Learning from group discussions

Keith Weber, Carolyn Maher, Arthur Powell and Hollylynne Stohl Lee has written an article called "Learning opportunities from group discussions: warrants become the objects of debate" that has recently been published online by Educational Studies in Mathematics. The article deals with the interesting issues concerning discourse and learning opportunities in group discussions. Here is the abstract of the article:
In the mathematics education literature, there is currently a debate about the mechanisms by which group discussion can contribute to mathematical learning and under what conditions this learning is likely to occur. In this paper, we contribute to this debate by illustrating three learning opportunities that group discussions can create. In analyzing a videotaped episode of eight middle school students discussing a statistical problem, we observed that these students frequently challenged the arguments that their colleagues presented.

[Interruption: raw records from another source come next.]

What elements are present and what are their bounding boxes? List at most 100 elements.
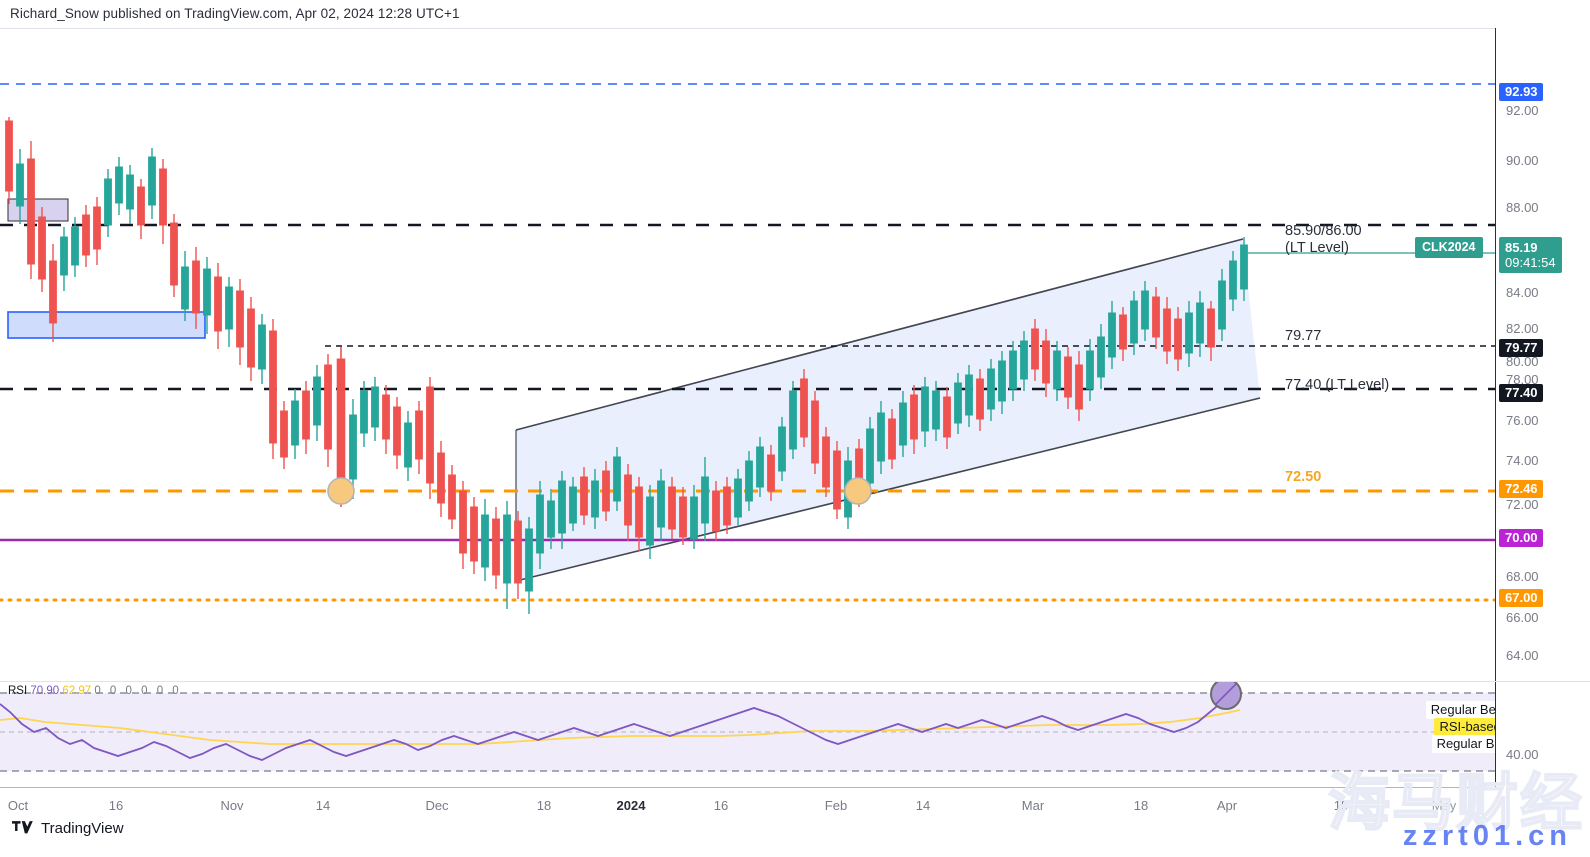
price-tag-77-40: 77.40 [1499, 384, 1543, 402]
rsi-legend-ma-value: 62.97 [62, 685, 92, 697]
price-chart-pane[interactable]: 85.90/86.00 (LT Level) 79.77 77.40 (LT L… [0, 28, 1495, 682]
candle [1196, 291, 1204, 357]
candle [1009, 341, 1017, 401]
candle [877, 401, 885, 474]
candle [745, 451, 753, 511]
candle [954, 373, 962, 434]
candle [415, 401, 423, 474]
candle [291, 389, 299, 459]
candle [558, 471, 566, 549]
candle [404, 411, 412, 481]
candle [82, 205, 90, 267]
tradingview-logo[interactable]: TradingView [12, 820, 124, 837]
price-tick: 80.00 [1506, 354, 1539, 369]
candle [1119, 307, 1127, 361]
rsi-legend-params: 0 0 0 0 0 0 [94, 685, 182, 697]
candle [899, 391, 907, 457]
time-tick: 16 [713, 798, 729, 813]
time-tick: 18 [1133, 798, 1149, 813]
candle [247, 297, 255, 381]
candle [866, 417, 874, 495]
candle [71, 217, 79, 277]
candle [1163, 297, 1171, 364]
candle [965, 365, 973, 427]
rsi-line [0, 695, 1235, 761]
candle [192, 247, 200, 329]
candle [998, 351, 1006, 414]
candle [921, 377, 929, 447]
candle [646, 485, 654, 559]
orange-circle-marker-2 [844, 477, 872, 505]
candle [104, 169, 112, 237]
last-price-value: 85.19 [1505, 240, 1538, 255]
price-tick: 66.00 [1506, 610, 1539, 625]
candle [514, 511, 522, 599]
lower-blue-zone [7, 311, 206, 339]
last-price-tag: 85.19 09:41:54 [1499, 237, 1562, 273]
price-tick: 78.00 [1506, 372, 1539, 387]
candle [1174, 307, 1182, 371]
last-price-time: 09:41:54 [1505, 255, 1556, 270]
rsi-indicator-pane[interactable]: RSI 70.90 62.97 0 0 0 0 0 0 [0, 681, 1495, 788]
time-tick: 2024 [616, 798, 646, 813]
candle [811, 391, 819, 474]
candle [613, 447, 621, 511]
candle [1075, 351, 1083, 421]
candle [822, 427, 830, 497]
time-axis[interactable]: Oct 16 Nov 14 Dec 18 2024 16 Feb 14 Mar … [0, 787, 1495, 828]
price-tick: 88.00 [1506, 200, 1539, 215]
price-tick: 82.00 [1506, 321, 1539, 336]
candle [27, 141, 35, 279]
price-tick: 84.00 [1506, 285, 1539, 300]
candle [690, 485, 698, 549]
candle [448, 465, 456, 529]
candle [789, 381, 797, 459]
candle [280, 401, 288, 469]
candle [393, 397, 401, 469]
candlestick-series [5, 117, 1248, 614]
candle [569, 477, 577, 531]
candle [492, 507, 500, 589]
time-tick: 14 [915, 798, 931, 813]
candle [203, 257, 211, 334]
candle [800, 369, 808, 447]
candle [1053, 341, 1061, 401]
price-tag-92-93: 92.93 [1499, 83, 1543, 101]
rsi-marker-cross [1215, 683, 1237, 705]
tradingview-logo-label: TradingView [41, 820, 124, 837]
candle [1086, 339, 1094, 401]
price-tick: 92.00 [1506, 103, 1539, 118]
pane-axis-divider [1495, 681, 1590, 682]
time-tick: Oct [7, 798, 29, 813]
candle [1207, 301, 1215, 361]
time-tick: Feb [824, 798, 848, 813]
candle [324, 354, 332, 467]
candle [38, 207, 46, 292]
candle [459, 481, 467, 569]
price-tick: 64.00 [1506, 648, 1539, 663]
candle [712, 481, 720, 541]
candle [525, 517, 533, 614]
price-tick: 74.00 [1506, 453, 1539, 468]
candle [371, 377, 379, 441]
candle [225, 277, 233, 347]
candle [360, 381, 368, 447]
price-tag-70-00: 70.00 [1499, 529, 1543, 547]
price-axis[interactable]: USD BLL 92.00 90.00 88.00 86.00 84.00 82… [1495, 28, 1590, 787]
candle [148, 148, 156, 219]
time-tick: Mar [1021, 798, 1045, 813]
price-tick: 90.00 [1506, 153, 1539, 168]
candle [1097, 324, 1105, 389]
tradingview-logo-icon [12, 821, 33, 834]
candle [1042, 329, 1050, 397]
candle [137, 179, 145, 239]
rsi-legend-name: RSI [8, 685, 28, 697]
candle [536, 481, 544, 569]
candle [214, 263, 222, 349]
candle [159, 159, 167, 244]
candle [635, 477, 643, 551]
candle [16, 149, 24, 224]
annotation-lt-level-86-line1: 85.90/86.00 [1285, 223, 1362, 239]
candle [1141, 281, 1149, 341]
candle [302, 381, 310, 454]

These challenges invited students to be explicit about what mathematical principles, or warrants, they were implicitly using as a basis for their mathematical claims, in some cases recognize the modes of reasoning they were using were invalid and reject these modes of reasoning, and in other cases, attempt to provide deductive support to justify why their modes of reasoning were appropriate. We then describe what social and environmental conditions allowed the discussion analyzed in this paper to occur.
Interestingly enough, they use Toulmin's model of argumentation as a part of the theoretical framework for their analyses. The research that they report and discuss in this article occurred in the context of a research project called "Informal Mathematics Learning", which is a project supported by the NSF.